Subscription Revenue is custody, staking fees, etc so it is largely driven by AUM.
Other Revenue is when they sell their treasury of BTC, ETH, etc.
So, you should only be calculating a ratio of trading volume to transactional revenue. For 2020 this was 86% of total revenue, but we do not yet have that detail here to definitively say how much of total revenue was actually transactional.
An example - Assets on Platform (AoP) grew from $90M Q4 to $223B Q1. People may have bought 2Qs ago and keep AoP. With rising asset prices, CB may earn more revenue off of them, but this revenue has nothing to do with this Q’s trading volume.
Where does that leave us with scenarios for the Q1 revenue? Several possibilities…

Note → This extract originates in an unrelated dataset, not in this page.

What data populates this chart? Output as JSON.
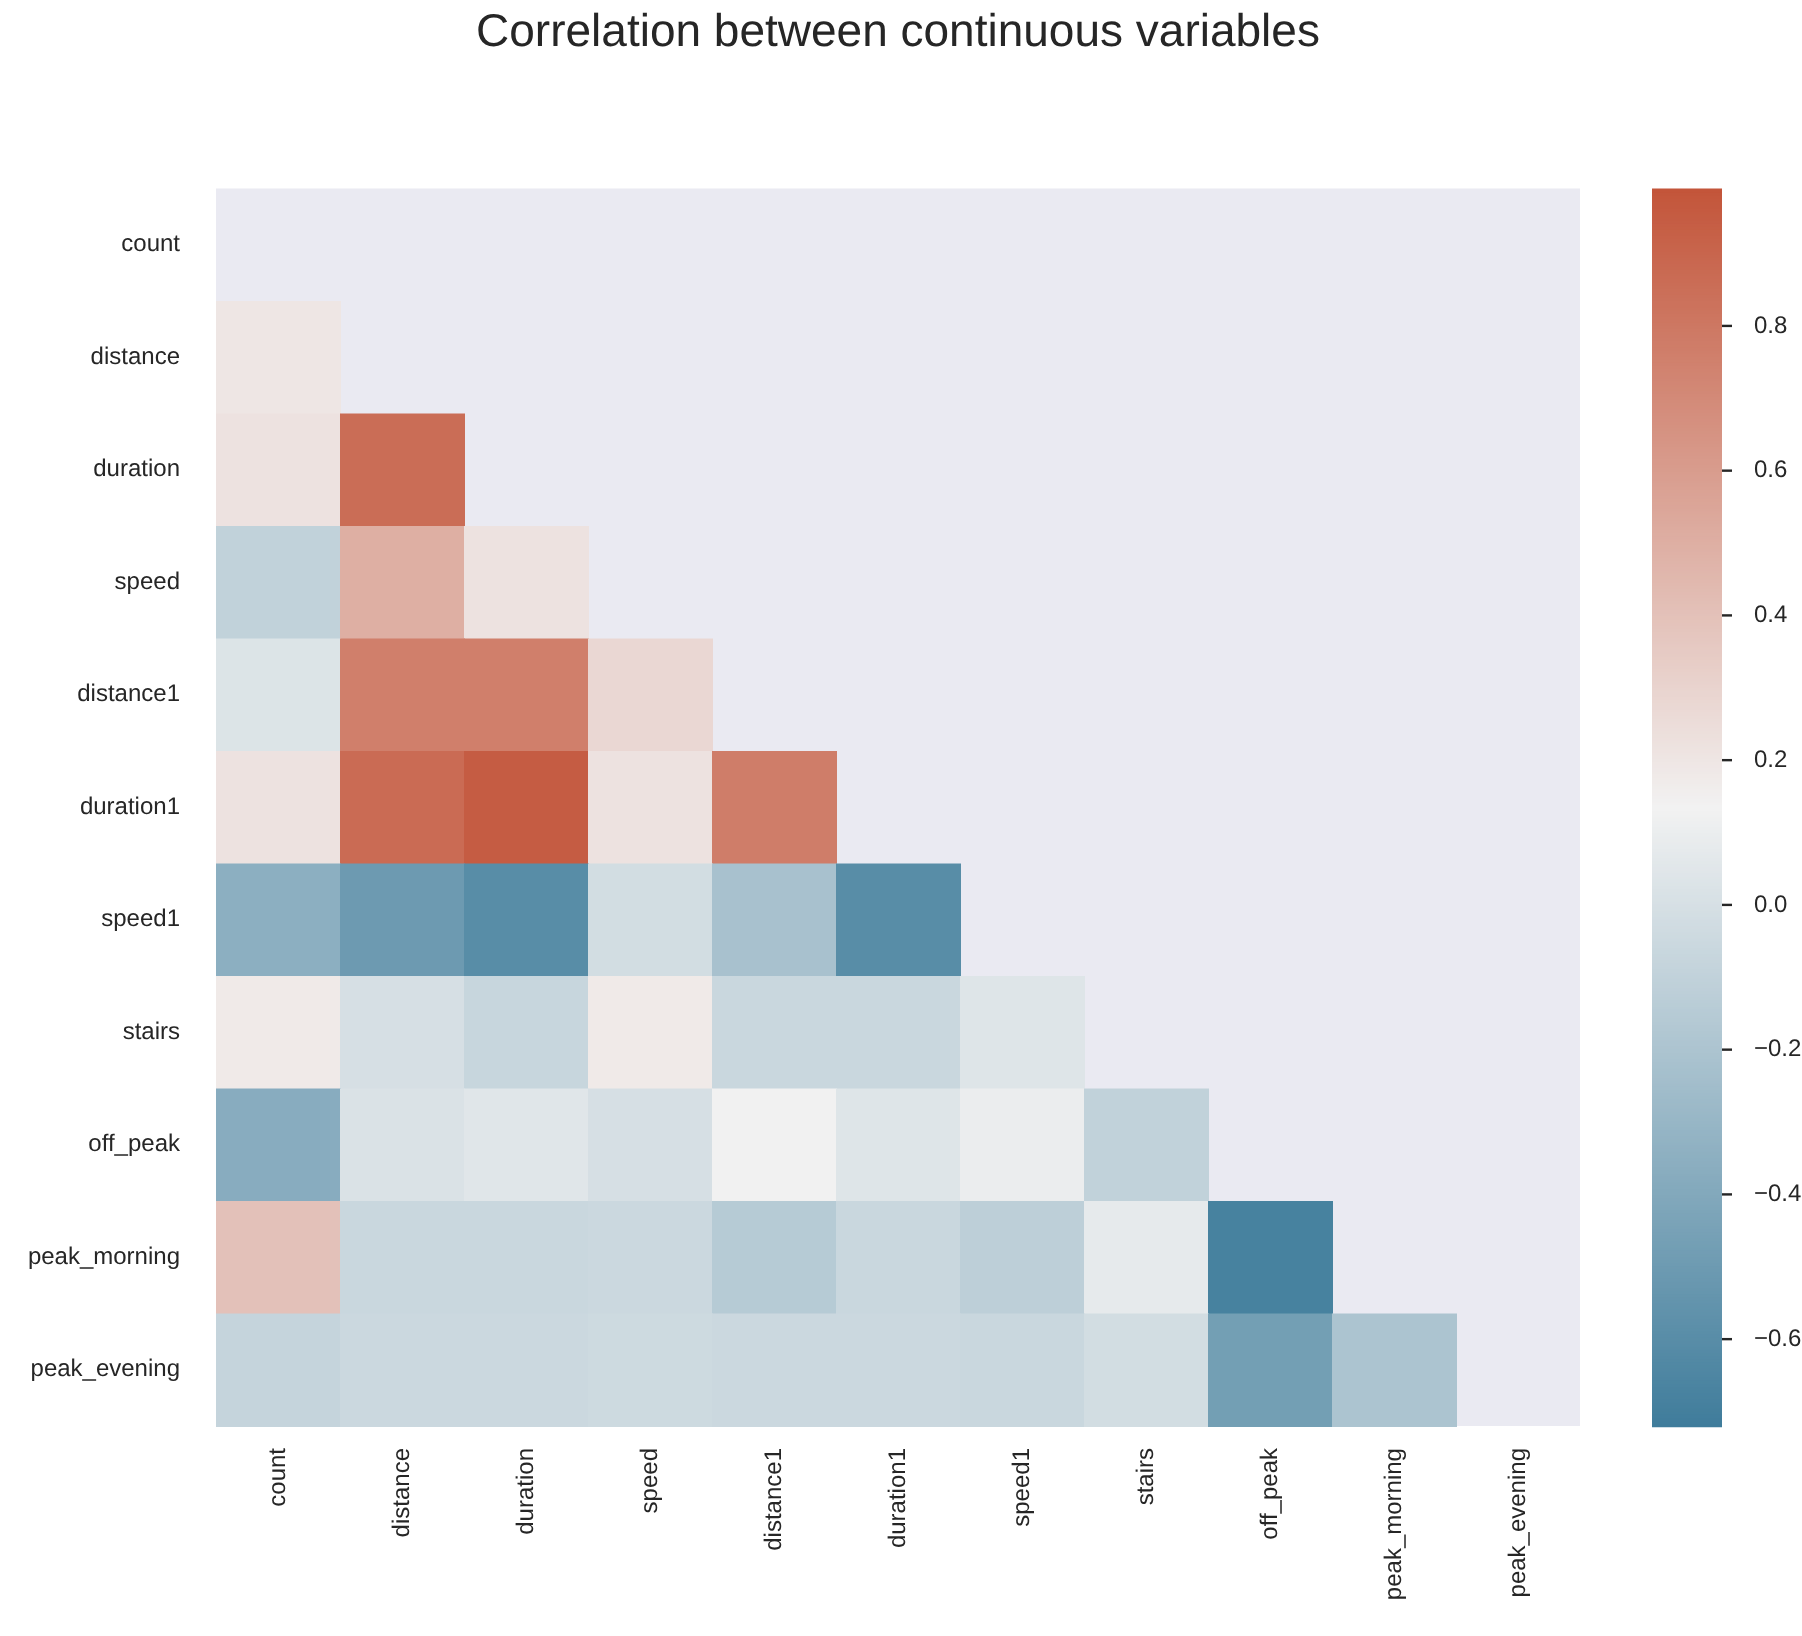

Scenario A) They actually did have massive Transactional Revenue that made up the majority of the $1.8B revenue. The high take rate would imply that retail users came in droves and were using the mobile app that carries higher fees
Scenario B) They’re getting more revenue from Subscription Revenue due to higher AUM
Scenario C) They sneakily sold off more assets in Other Revenue to put total revenue ahead of their IPO (they’d get called out eventually on this so I doubt it)
User metrics
User metrics were another win. 56M verified users puts Coinbase far ahead of Robinhood, CashApp, and Venmo. But it was also exciting to see the growth trends of VUs and MTUs side by side. MTU growth QoQ strongly outstripped VU growth, which could indicate that Coinbase is successfully resurrecting inactive users.
2021 Revenue Guidance
Trading volume is correlated with volatility, which is inherently unpredictable. Coinbase works around this by calculating retail net revenue by MTU x ARPU (Avg Net Revenue per User).
Coinbase gave an upside / base / downside case for their avg annual MTU of 7M, 5.5M, 4M. They noted that they had avg ARPU of $45 in 2020, but did not list ARPUs with each scenario.
It is pretty clear they are playing the game every company plays with projections. Aggressively haircut, then smash through when they report earnings. I.e. I find it doubtful they actually think their base case is 5.5M MTU when they just reported 6.1M in Q1.
This is what they *could* have projected for retail revenue for 2021. This feels low given Q1. But we don’t have revenue details yet and they *want* to blow out any projections given.
If the bull market continues, then MTUs will be significantly higher than what they’ve outlined, even in their upside case. And if MTUs increase, then ARPU will rise correspondingly…2021 could get very interesting, very quickly for Coinbase.